Isabel miró a Diego con tristeza. Su hijo no era muy popular y no tenía amigos. Tal vez solo tenía conocidos. Por mucho tiempo su única compañía había sido el abuelo Alberto, sus remedios, su balón de oxígeno y las largas esperas cuando tenía que estabilizarse en el hospital. Realmente su niño hombre había tenido que vivir momentos muy difíciles. El abuelo tenía razón en lo que le pidió en su carta de despedida:

“Diego necesita saber la verdad para reconciliarse con su pasado. Él cree que es el culpable de que José Luis los abandonara. Eso no es justo y tú lo sabes. Y deja de tratarlo como un adulto. Es verdad que es un niño especial, pero debes permitirle vivir su adolescencia, ya que la infancia la pasó solo y encargado de cosas de grande. Hazte cargo hija, devuélvele la alegría que nunca debió perder.”

Isabel tomó su cartera y sus papeles y salió rápido para que Diego no la viera llorar. Cuánta falta les haría el abuelo Alberto…

Después de la salida de su madre, Diego intentó dormirse otra vez. No quería dejar al conde herido en el barco, a expensas de los piratas franceses, pero no pudo.

A decir verdad, estaba muy extrañado con estas últimas noches. El chico nunca soñaba, y si tenía sueños, no podía recordarlos. Pero estos dos sueños, el descubrimiento de la caja de Alberto y la travesía del dueño del anillo español, habían sido tan reales que quería seguir soñando porque mientras dormía no pensaba en la pena de haberse quedado solo.

Diego había pasado un día bastante trabajado, haciendo aseo, ordenando como siempre lo hacía, y a las 6 de la tarde sonó el timbre.

¡Hola! ¿Puedo pasar? Tu mamá me dijo que podía venir –dijo Gabriela, desde la puerta.

Bueno, sí, entra –indicó Diego un poco tímido.

Gabriela entró y miró la casa con detención. Para todos en el grupo de amigos del barrio su casa era un misterio porque Diego nunca había invitado a nadie a su departamento.

Es lindo tu departamento –dijo Gabriela para romper el hielo.

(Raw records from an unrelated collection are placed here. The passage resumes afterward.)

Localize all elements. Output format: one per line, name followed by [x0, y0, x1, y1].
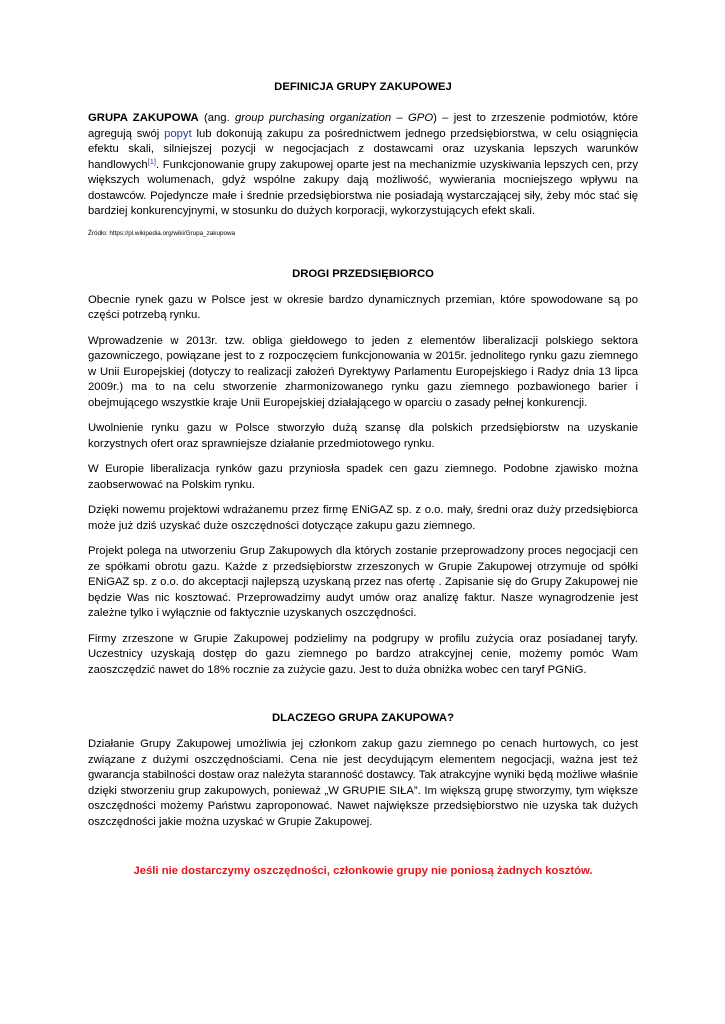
english-term: group purchasing organization – GPO [234, 112, 434, 124]
footnote-link[interactable]: [1] [147, 156, 157, 166]
text-fragment: . Funkcjonowanie grupy zakupowej oparte jest na mechanizmie uzyskiwania lepszych cen, przy większych wolumenach, gdyż wspólne zakupy dają możliwość, wywierania mocniejszego wpływu na dostawców. Pojedyncze małe i średnie przedsiębiorstwa nie posiadają wystarczającej siły, żeby móc stać się bardziej konkurencyjnymi, w stosunku do dużych korporacji, wykorzystujących [88, 158, 638, 217]
why-paragraph: Działanie Grupy Zakupowej umożliwia jej członkom zakup gazu ziemnego po cenach hurtowych, co jest związane z dużymi oszczędnościami. Cena nie jest decydującym elementem negocjacji, ważna jest też gwarancja stabilności dostaw oraz należyta staranność dostawcy. Tak atrakcyjne wyniki będą możliwe właśnie dzięki stworzeniu grup zakupowych, ponieważ „W GRUPIE SIŁA”. Im większą grupę stworzymy, tym większe oszczędności możemy Państwu zaproponować. Nawet największe przedsiębiorstwo nie uzyska tak dużych oszczędności jakie można uzyskać w Grupie Zakupowej. [88, 738, 638, 828]
document-content [88, 80, 638, 878]
text-fragment: ) – jest to zrzeszenie podmiotów, które agregują swój [88, 112, 639, 140]
link-popyt[interactable]: popyt [164, 127, 192, 140]
definition-paragraph [88, 111, 638, 220]
section-title-why: DLACZEGO GRUPA ZAKUPOWA? [272, 712, 454, 724]
paragraph-5: Dzięki nowemu projektowi wdrażanemu przez firmę ENiGAZ sp. z o.o. mały, średni oraz duży przedsiębiorca może już dziś uzyskać duże oszczędności dotyczące zakupu gazu ziemnego. [88, 504, 638, 532]
paragraph-4: W Europie liberalizacja rynków gazu przyniosła spadek cen gazu ziemnego. Podobne zjawisko można zaobserwować na Polskim rynku. [88, 463, 638, 491]
source-citation: Źródło: https://pl.wikipedia.org/wiki/Grupa_zakupowa [88, 229, 235, 237]
paragraph-3: Uwolnienie rynku gazu w Polsce stworzyło dużą szansę dla polskich przedsiębiorstw na uzyskanie korzystnych ofert oraz sprawniejsze działanie przedmiotowego rynku. [88, 422, 638, 450]
text-fragment: (ang. [198, 112, 235, 124]
section-title-entrepreneur: DROGI PRZEDSIĘBIORCO [292, 267, 434, 280]
link-efekt-skali[interactable]: efekt skali [481, 205, 532, 217]
text-fragment: . [531, 205, 536, 217]
paragraph-6: Projekt polega na utworzeniu Grup Zakupowych dla których zostanie przeprowadzony proces negocjacji cen ze spółkami obrotu gazu. Każde z przedsiębiorstw zrzeszonych w Grupie Zakupowej otrzymuje od spółki ENiGAZ sp. z o.o. do akceptacji najlepszą uzyskaną przez nas ofertę . Zapisanie się do Grupy Zakupowej nie będzie Was nic kosztować. Przeprowadzimy audyt umów oraz analizę faktur. Nasze wynagrodzenie jest zależne tylko i wyłącznie od faktycznie uzyskanych oszczędności. [88, 545, 638, 619]
term-bold: GRUPA ZAKUPOWA [88, 112, 199, 124]
text-fragment: lub dokonują zakupu za pośrednictwem jednego przedsiębiorstwa, w celu osiągnięcia efektu skali, silniejszej pozycji w negocjacjach z dostawcami oraz uzyskania lepszych warunków handlowych [88, 127, 638, 171]
guarantee-statement: Jeśli nie dostarczymy oszczędności, członkowie grupy nie poniosą żadnych kosztów. [133, 865, 593, 877]
paragraph-7: Firmy zrzeszone w Grupie Zakupowej podzielimy na podgrupy w profilu zużycia oraz posiadanej taryfy. Uczestnicy uzyskają dostęp do gazu ziemnego po bardzo atrakcyjnej cenie, możemy pomóc Wam zaoszczędzić nawet do 18% rocznie za zużycie gazu. Jest to duża obniżka wobec cen taryf PGNiG. [88, 632, 638, 676]
paragraph-2: Wprowadzenie w 2013r. tzw. obliga giełdowego to jeden z elementów liberalizacji polskiego sektora gazowniczego, powiązane jest to z rozpoczęciem funkcjonowania w 2015r. jednolitego rynku gazu ziemnego w Unii Europejskiej (dotyczy to realizacji założeń Dyrektywy Parlamentu Europejskiego i Radyz dnia 13 lipca 2009r.) ma to na celu stworzenie zharmonizowanego rynku gazu ziemnego pozbawionego barier i obejmującego wszystkie kraje Unii Europejskiej działającego w oparciu o zasady pełnej konkurencji. [88, 334, 638, 409]
section-title-definition: DEFINICJA GRUPY ZAKUPOWEJ [274, 81, 452, 93]
paragraph-1: Obecnie rynek gazu w Polsce jest w okresie bardzo dynamicznych przemian, które spowodowane są po części potrzebą rynku. [88, 293, 638, 321]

Es como cualquiera, supongo.

¿Te molesta que haya venido?

Diego miró por primera vez a su amiga. En realidad no le molestaba que viniera, al contrario. De todo el grupo de la calle, ella siempre le había parecido diferente, de hecho ahora lo estaba demostrando con su visita.

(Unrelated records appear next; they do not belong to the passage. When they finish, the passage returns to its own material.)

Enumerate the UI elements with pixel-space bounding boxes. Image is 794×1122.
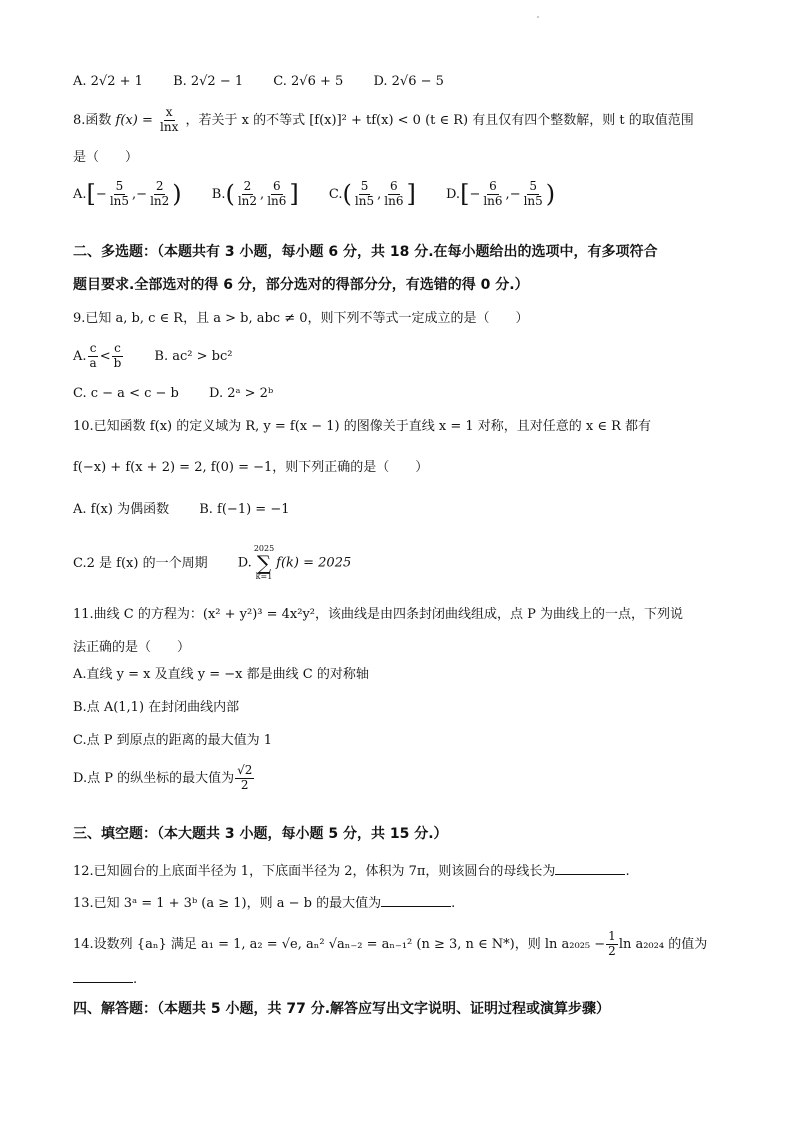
q14-frac-num: 1 — [608, 929, 616, 943]
q12-end: . — [625, 864, 630, 879]
q8-d-sign1: − — [469, 186, 481, 202]
q13-end: . — [451, 896, 456, 911]
scan-dot — [537, 16, 539, 18]
q10-d-expr: f(k) = 2025 — [276, 555, 352, 571]
q9-a-rel: < — [99, 348, 111, 364]
q7-option-c: C. 2√6 + 5 — [273, 74, 344, 89]
q8-option-a: A.[− $\frac{5}{\ln 5}$ ,− $\frac{2}{\ln 2}$ ) — [73, 179, 182, 208]
q10-line2: f(−x) + f(x + 2) = 2, f(0) = −1，则下列正确的是（ ） — [73, 460, 429, 475]
q11-option-b: B.点 A(1,1) 在封闭曲线内部 — [73, 700, 240, 715]
q11-option-d — [73, 764, 255, 793]
q8-a-close: ) — [172, 180, 182, 208]
q8-d-frac1 — [481, 180, 504, 209]
q7-options — [73, 74, 470, 90]
q10-options-row2 — [73, 545, 377, 581]
q8-c-frac2 — [382, 180, 405, 209]
q10-d-label: D. — [237, 555, 252, 571]
q8-b-num2: 6 — [272, 179, 281, 194]
q8-a-den1: ln5 — [109, 193, 130, 208]
q14-frac-den: 2 — [608, 943, 616, 958]
q8-option-b: B.( $\frac{2}{\ln 2}$ , $\frac{6}{\ln 6}$ ] — [211, 179, 299, 208]
section2-heading-line1: 二、多选题：（本题共有 3 小题，每小题 6 分，共 18 分.在每小题给出的选项中，有多项符合 — [73, 244, 658, 260]
q14-frac — [606, 930, 618, 959]
q10-option-d — [238, 545, 352, 581]
q14 — [73, 930, 707, 959]
q8-cont: 是（ ） — [73, 150, 139, 165]
q10-option-b: B. f(−1) = −1 — [199, 502, 290, 517]
q8-b-den1: ln2 — [237, 193, 258, 208]
q8-a-sign1: − — [95, 186, 107, 202]
q8-prefix: 8.函数 — [73, 112, 112, 128]
q8-a-label: A. — [73, 186, 87, 202]
q8-d-sign2: − — [509, 186, 521, 202]
q9-options-row1 — [73, 342, 258, 371]
section3-heading: 三、填空题：（本大题共 3 小题，每小题 5 分，共 15 分.） — [73, 826, 448, 842]
q8-b-frac2 — [265, 180, 288, 209]
q8-c-den2: ln6 — [384, 193, 404, 208]
q13 — [73, 894, 455, 912]
q8-func: f(x) = — [115, 112, 153, 128]
q8-d-label: D. — [445, 186, 461, 202]
q10-line1: 10.已知函数 f(x) 的定义域为 R, y = f(x − 1) 的图像关于直线 x = 1 对称，且对任意的 x ∈ R 都有 — [73, 419, 652, 434]
q10-options-row1 — [73, 502, 315, 518]
q8-d-num1: 6 — [489, 179, 497, 194]
q8-a-num1: 5 — [115, 179, 124, 194]
q9-a-label: A. — [73, 348, 87, 364]
q9-a-num1: c — [89, 341, 97, 355]
q9-option-b: B. ac² > bc² — [154, 348, 233, 364]
q8-d-den2: ln5 — [523, 193, 543, 208]
q8-option-d: D.[− $\frac{6}{\ln 6}$ ,− $\frac{5}{\ln 5}$ ) — [445, 179, 556, 208]
q8-a-frac2 — [148, 180, 171, 209]
q14-answer-blank[interactable] — [73, 970, 133, 983]
q13-answer-blank[interactable] — [381, 894, 451, 907]
q9-option-d: D. 2ᵃ > 2ᵇ — [209, 386, 274, 401]
q8-c-open: ( — [342, 180, 352, 208]
q11-option-a: A.直线 y = x 及直线 y = −x 都是曲线 C 的对称轴 — [73, 667, 369, 682]
q8-b-close: ] — [289, 180, 299, 208]
q8-b-label: B. — [211, 186, 226, 202]
q10-sum-bottom: k=1 — [255, 572, 273, 581]
q10-sum-symbol: ∑ — [256, 551, 272, 575]
q8-d-num2: 5 — [529, 179, 538, 194]
q8-stem — [73, 106, 694, 135]
q14-end: . — [133, 972, 138, 987]
q11-d-den: 2 — [240, 777, 249, 792]
q7-option-a: A. 2√2 + 1 — [73, 74, 143, 89]
q8-d-frac2 — [522, 180, 545, 209]
q8-fraction — [158, 106, 180, 135]
q10-d-sigma — [254, 545, 274, 581]
q8-b-open: ( — [225, 180, 235, 208]
q8-c-den1: ln5 — [354, 193, 375, 208]
q14-tail: ln a₂₀₂₄ 的值为 — [618, 936, 708, 952]
q11-d-text: D.点 P 的纵坐标的最大值为 — [73, 770, 235, 786]
q9-a-den2: b — [113, 355, 122, 370]
q8-b-den2: ln6 — [267, 193, 287, 208]
q8-d-open: [ — [460, 180, 470, 208]
q9-stem: 9.已知 a, b, c ∈ R，且 a > b, abc ≠ 0，则下列不等式一定成立的是（ ） — [73, 311, 529, 326]
q12 — [73, 862, 630, 880]
q8-a-open: [ — [86, 180, 96, 208]
q11-line1: 11.曲线 C 的方程为：(x² + y²)³ = 4x²y²，该曲线是由四条封闭曲线组成，点 P 为曲线上的一点，下列说 — [73, 607, 684, 622]
q9-a-den1: a — [89, 355, 97, 370]
q11-option-c: C.点 P 到原点的距离的最大值为 1 — [73, 733, 273, 748]
q11-d-frac — [235, 764, 254, 793]
section4-heading: 四、解答题：（本题共 5 小题，共 77 分.解答应写出文字说明、证明过程或演算步骤） — [73, 1001, 611, 1017]
q8-c-num2: 6 — [390, 179, 398, 194]
q8-option-c: C.( $\frac{5}{\ln 5}$ , $\frac{6}{\ln 6}$ ] — [328, 179, 416, 208]
q13-text: 13.已知 3ᵃ = 1 + 3ᵇ (a ≥ 1)，则 a − b 的最大值为 — [73, 896, 382, 911]
section2-heading-line2: 题目要求.全部选对的得 6 分，部分选对的得部分分，有选错的得 0 分.） — [73, 277, 529, 293]
q7-option-d: D. 2√6 − 5 — [373, 74, 444, 89]
q8-d-close: ) — [545, 180, 556, 208]
q8-b-frac1 — [236, 180, 259, 209]
q9-a-frac2 — [112, 342, 124, 371]
q8-c-num1: 5 — [360, 179, 369, 194]
q8-options — [73, 180, 581, 209]
q8-b-num1: 2 — [243, 179, 252, 194]
q14-answer-line — [73, 970, 137, 988]
q9-a-frac1 — [88, 342, 99, 371]
q8-c-close: ] — [406, 180, 416, 208]
q9-option-c: C. c − a < c − b — [73, 386, 179, 401]
q14-text: 14.设数列 {aₙ} 满足 a₁ = 1, a₂ = √e, aₙ² √aₙ₋₂ = aₙ₋₁² (n ≥ 3, n ∈ N*)，则 ln a₂₀₂₅ − — [73, 936, 606, 952]
q10-option-c: C.2 是 f(x) 的一个周期 — [73, 555, 208, 571]
q8-c-frac1 — [353, 180, 376, 209]
q8-frac-den: lnx — [160, 119, 179, 134]
q9-option-a — [73, 342, 124, 371]
q8-frac-num: x — [165, 105, 173, 119]
q9-a-num2: c — [114, 341, 121, 355]
q9-options-row2 — [73, 386, 299, 402]
q8-c-label: C. — [328, 186, 343, 202]
q8-a-frac1 — [108, 180, 131, 209]
q7-option-b: B. 2√2 − 1 — [173, 74, 244, 89]
q8-a-sign2: − — [136, 186, 148, 202]
q8-d-den1: ln6 — [483, 193, 503, 208]
q12-text: 12.已知圆台的上底面半径为 1，下底面半径为 2，体积为 7π，则该圆台的母线长为 — [73, 864, 556, 879]
q8-a-num2: 2 — [155, 179, 164, 194]
q8-middle: ，若关于 x 的不等式 [f(x)]² + tf(x) < 0 (t ∈ R) 有且仅有四个整数解，则 t 的取值范围 — [185, 112, 694, 128]
q10-option-a: A. f(x) 为偶函数 — [73, 502, 170, 517]
q11-line2: 法正确的是（ ） — [73, 640, 191, 655]
q11-d-num: √2 — [237, 763, 253, 777]
q8-a-den2: ln2 — [150, 193, 170, 208]
q12-answer-blank[interactable] — [555, 862, 625, 875]
q10-sum-top: 2025 — [253, 544, 275, 553]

No me molesta, aunque me llama la atención que vengas, porque no sabía que te interesaba lo que me podía pasar.

¿Y por qué no me iba a interesar? –respondió ella un tanto ofendida–. Soy tu amiga.

Gracias.

Diego tenía serias dificultades para hacer amigos, debido a su timidez. En el colegio era un niño solo, y con los amigos del barrio había jugado a la pelota y se habían juntado en la plaza varias veces, pero desde que el abuelo se enfermó no había vuelto a salir.

¿De qué se murió tu abuelo?

Cáncer a los pulmones.

Pobrecito. Mi abuela también se murió de cáncer hace unos años, pero no pudimos acompañarla hasta su último día porque vivía en el sur. Tú tuviste mucha suerte de estar con él.

Sí, era una suerte haber acompañado a Alberto hasta el final. Era una suerte haber tenido un abuelo tan especial y habérselo hecho sentir hasta el último momento.

Me dejó una carta y una caja llena de cosas increíbles, ¿quieres verla?